— Третьего дня говорил с Блудовым Дмитрием Николаевичем[96]. — Сергей Львович бережно соединил пальцы и возвёл глаза к высокому потолку при этих словах.
Последовала долгая, отдышливая пауза. Выражение лица Сергея Львовича, его откинувшейся фигуры — всё должно было намекать: встретились с министром как давние знакомые, почти друзья, и время не разделило их...
— Дмитрий Николаевич передал мне слова его величества. Наконец-то и старик отец удостоился услышать. Я скорблю вдвойне: как христианин и как отец, неужели мне последнему? Неужели я не заслужил ни любовью, ни заботами?..
Теперь, нечётко произносимые, скомканные волнением слова вылетали с некоторым даже присвистом. Глаза Сергея Львовича покраснели от сочувствия самому себе.
Дельвиг не знал, как поступить: выражение Александра было совершенно каменное.
— Я хочу, чтоб меня поняли наконец, — лепетал, внезапно остывая, Сергей Львович. — Я готов гордиться, я всю жизнь жаждал, но почему чужие люди? Милые сердцу по прошлым связям, но мне — последнему? Гордость отца...
Как они не понимали: теперь, когда Александр наконец прощён и обласкан, когда всё разъяснилось, он тоже хотел, он хотел... Тут вступил в силу широко раскинутый батистовый платок. И искренняя, бессильная старческая слеза шустро пробежала по несколько обвислой щеке. Нет, они не понимали!
Подобное происходило с Сергеем Львовичем второй раз в жизни. Но в пятнадцатом году он был молод ещё, до слёз не доходило.
...В пятнадцатом году сморщенный, едва стоящий на ногах Державин потребовал к себе Александра[97]. Старик был неприятен лиловыми, брызжущими губами. И даже настойчивый, хриплый крик о том, что вот наконец сподобился, нашёл, кому передать свою лиру, отдавал чем-то несовместимым со стройной строгостью лицейского экзамена. Однако крик исходил от Державина, бывшего в увядающей, но всё ещё славе. И сам министр клонил к нему волосатое, тоже старческое, ухо.
Сергей Львович в те времена по всему Петербургу развозил новость о Сашке, но собственного удивления, как ни старался, скрыть не умел. И вот теперь во второй раз он вынужден был дивиться успеху Александра. Нынешнее, исходящее от самого царя, ни в какие сравнения не шло с сиповатыми причитаниями выживающего из ума поэта. И тем обиднее казалось очутиться в положении человека, вовсе вроде бы не причастного то ли к славе сына, то ли даже к самому Александру, стоившему ему... стоившему ему...
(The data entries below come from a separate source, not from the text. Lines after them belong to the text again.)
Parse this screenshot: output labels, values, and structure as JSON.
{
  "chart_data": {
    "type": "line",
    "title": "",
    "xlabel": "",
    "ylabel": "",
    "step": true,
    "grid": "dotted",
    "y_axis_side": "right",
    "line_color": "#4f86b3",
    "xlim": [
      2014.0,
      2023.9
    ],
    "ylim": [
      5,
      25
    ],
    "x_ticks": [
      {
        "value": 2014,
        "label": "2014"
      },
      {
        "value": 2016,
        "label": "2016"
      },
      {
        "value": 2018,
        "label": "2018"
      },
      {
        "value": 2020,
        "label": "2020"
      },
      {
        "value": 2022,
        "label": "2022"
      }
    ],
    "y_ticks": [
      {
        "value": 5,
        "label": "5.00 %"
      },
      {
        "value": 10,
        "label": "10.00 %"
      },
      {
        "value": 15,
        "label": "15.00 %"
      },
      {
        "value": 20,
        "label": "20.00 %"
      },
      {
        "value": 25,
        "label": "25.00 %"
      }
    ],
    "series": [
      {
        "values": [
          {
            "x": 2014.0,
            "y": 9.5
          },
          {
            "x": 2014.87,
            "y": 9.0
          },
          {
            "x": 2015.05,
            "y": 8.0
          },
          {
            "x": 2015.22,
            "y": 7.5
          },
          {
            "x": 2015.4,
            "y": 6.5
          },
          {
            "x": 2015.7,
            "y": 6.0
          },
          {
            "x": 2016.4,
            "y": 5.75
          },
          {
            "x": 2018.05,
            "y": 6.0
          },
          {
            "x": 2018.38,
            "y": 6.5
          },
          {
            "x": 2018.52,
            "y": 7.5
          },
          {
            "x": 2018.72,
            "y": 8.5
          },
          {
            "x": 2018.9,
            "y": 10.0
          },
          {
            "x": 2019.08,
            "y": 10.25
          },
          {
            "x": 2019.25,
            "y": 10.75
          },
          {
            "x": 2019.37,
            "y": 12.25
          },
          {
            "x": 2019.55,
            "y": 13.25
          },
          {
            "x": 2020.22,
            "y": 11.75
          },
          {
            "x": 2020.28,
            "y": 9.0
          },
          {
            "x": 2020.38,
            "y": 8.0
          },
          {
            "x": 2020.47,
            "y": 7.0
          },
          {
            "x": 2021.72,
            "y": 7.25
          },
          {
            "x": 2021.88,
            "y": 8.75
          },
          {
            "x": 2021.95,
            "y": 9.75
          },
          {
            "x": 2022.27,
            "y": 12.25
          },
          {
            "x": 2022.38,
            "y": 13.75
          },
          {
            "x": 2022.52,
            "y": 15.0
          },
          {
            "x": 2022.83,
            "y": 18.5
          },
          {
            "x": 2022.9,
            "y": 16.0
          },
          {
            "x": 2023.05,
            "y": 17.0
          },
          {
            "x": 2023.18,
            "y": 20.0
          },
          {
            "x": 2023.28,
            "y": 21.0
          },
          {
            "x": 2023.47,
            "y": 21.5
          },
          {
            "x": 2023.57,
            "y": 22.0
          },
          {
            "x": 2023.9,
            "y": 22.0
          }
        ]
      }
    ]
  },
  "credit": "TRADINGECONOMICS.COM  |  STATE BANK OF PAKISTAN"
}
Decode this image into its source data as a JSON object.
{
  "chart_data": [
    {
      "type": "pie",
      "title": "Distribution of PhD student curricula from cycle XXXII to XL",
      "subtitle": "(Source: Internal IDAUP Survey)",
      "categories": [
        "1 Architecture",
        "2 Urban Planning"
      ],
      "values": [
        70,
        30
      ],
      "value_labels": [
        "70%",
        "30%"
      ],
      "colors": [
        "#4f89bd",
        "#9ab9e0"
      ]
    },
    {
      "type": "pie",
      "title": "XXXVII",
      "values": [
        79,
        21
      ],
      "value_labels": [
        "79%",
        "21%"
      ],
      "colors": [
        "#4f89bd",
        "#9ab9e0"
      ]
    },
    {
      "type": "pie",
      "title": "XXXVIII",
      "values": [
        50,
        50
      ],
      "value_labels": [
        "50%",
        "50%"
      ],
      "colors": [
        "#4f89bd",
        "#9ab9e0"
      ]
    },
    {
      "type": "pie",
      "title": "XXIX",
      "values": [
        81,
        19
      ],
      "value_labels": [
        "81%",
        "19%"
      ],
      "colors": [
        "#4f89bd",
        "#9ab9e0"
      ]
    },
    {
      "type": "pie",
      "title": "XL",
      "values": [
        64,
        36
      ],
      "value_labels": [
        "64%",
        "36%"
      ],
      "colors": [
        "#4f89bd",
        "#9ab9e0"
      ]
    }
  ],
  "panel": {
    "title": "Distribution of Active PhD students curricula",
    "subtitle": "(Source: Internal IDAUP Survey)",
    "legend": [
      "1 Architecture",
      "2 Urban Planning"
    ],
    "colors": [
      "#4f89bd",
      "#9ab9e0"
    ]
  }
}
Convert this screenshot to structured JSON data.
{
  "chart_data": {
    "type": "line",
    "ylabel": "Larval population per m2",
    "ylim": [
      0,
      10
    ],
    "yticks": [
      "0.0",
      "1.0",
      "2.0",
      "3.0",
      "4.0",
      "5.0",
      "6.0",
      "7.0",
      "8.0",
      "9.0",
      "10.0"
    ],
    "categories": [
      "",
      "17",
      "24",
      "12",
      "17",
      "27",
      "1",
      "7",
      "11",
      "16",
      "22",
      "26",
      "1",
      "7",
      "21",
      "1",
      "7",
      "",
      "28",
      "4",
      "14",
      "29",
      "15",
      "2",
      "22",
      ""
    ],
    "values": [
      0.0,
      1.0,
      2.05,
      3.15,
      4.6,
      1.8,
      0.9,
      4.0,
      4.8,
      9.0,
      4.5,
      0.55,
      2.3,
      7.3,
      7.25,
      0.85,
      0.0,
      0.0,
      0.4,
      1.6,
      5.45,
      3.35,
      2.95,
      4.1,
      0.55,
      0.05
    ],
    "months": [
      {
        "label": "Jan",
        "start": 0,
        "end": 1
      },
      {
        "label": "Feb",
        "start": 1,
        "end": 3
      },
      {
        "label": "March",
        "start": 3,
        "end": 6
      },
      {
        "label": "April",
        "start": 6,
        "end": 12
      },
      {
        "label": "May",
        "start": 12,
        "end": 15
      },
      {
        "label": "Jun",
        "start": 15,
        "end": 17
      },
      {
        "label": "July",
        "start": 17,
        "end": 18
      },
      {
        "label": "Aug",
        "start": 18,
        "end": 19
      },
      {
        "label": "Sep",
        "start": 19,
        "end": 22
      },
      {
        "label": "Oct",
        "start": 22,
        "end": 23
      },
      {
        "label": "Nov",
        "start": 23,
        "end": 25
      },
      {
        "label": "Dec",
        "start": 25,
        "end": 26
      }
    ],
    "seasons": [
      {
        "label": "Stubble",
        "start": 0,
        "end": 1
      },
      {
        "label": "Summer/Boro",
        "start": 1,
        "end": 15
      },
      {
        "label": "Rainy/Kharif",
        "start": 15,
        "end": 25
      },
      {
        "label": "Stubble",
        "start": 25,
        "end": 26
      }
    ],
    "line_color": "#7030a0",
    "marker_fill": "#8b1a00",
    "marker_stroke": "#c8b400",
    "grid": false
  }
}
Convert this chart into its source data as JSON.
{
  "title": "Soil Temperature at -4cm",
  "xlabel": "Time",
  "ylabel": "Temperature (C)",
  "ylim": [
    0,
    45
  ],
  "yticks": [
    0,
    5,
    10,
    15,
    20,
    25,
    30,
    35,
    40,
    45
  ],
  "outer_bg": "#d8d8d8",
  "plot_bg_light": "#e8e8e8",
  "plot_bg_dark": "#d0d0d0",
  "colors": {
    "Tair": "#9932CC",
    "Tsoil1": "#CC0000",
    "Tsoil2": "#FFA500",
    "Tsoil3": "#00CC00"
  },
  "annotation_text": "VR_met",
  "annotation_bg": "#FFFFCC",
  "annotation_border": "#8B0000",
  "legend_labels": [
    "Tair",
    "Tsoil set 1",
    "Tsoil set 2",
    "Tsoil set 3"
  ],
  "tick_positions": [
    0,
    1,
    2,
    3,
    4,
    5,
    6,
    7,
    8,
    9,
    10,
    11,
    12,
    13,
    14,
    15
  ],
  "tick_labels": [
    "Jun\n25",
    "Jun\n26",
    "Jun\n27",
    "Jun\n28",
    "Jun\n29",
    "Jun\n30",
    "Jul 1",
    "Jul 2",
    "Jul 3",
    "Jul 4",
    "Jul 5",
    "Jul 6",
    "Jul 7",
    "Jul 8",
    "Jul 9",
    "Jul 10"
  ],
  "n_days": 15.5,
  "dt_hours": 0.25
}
...Клавикорды стояли в простенке между высокими узкими окнами. Анна Петровна поспешила к ним, приглашая за собой Софью Михайловну, улыбаясь всем улыбкой обворожительной и утешающей. Новый скандал в семействе и именно в этот вечер представлялся ей чем-то совершенно невозможным. Кроме того, ей, как и Дельвигу, было искренне жаль Сергея Львовича.
Софья Михайловна бросила сильные, умелые руки на клавиши. Звуки закачались, поплыли в узкой комнате, слоями поднимаясь к потолку, жалуясь на тесноту, отражаясь от стен.
Пела Анна Петровна Керн, неизвестно почему выбрав этот романс, а не тот хотя бы, слова которого говорили о её трогательной, мимолётно явившейся поэту красоте... Голос её был не звонкий, какая-то печаль всегда в нём звучала. А тут и слова были такие — требующие печали.
Пушкин смотрел на неё, и, может быть, тайный испуг выразило его внезапно побледневшее лицо. Анна Петровна наклонила голову, кинула взгляд в ладони — раскрытые, беспомощно-пустые. Плакать она не собиралась, влага же, стоявшая в глазах, была всего лишь данью всему прекрасному и горькому, что было у неё в жизни... что было в жизни той молодой женщины. Стоило ли напоминать о ней Пушкину?
Это она пела и о себе. Только никому, решительно никому не следовало о том догадываться. Она умерла для него, как только смолк стук колёс возка, что увозил её из Тригорского. Хотя, может статься, несколько минут он смотрел с печалью вслед праху, клубившемуся на дальней дороге. Ведь не просто она уезжала, она увозила сладкий миг воспоминаний о его молодости. С её отъездом он снова оставался в глуши, во мраке заточенья, откуда, впрочем, писал ей весёлые легкомысленные письма.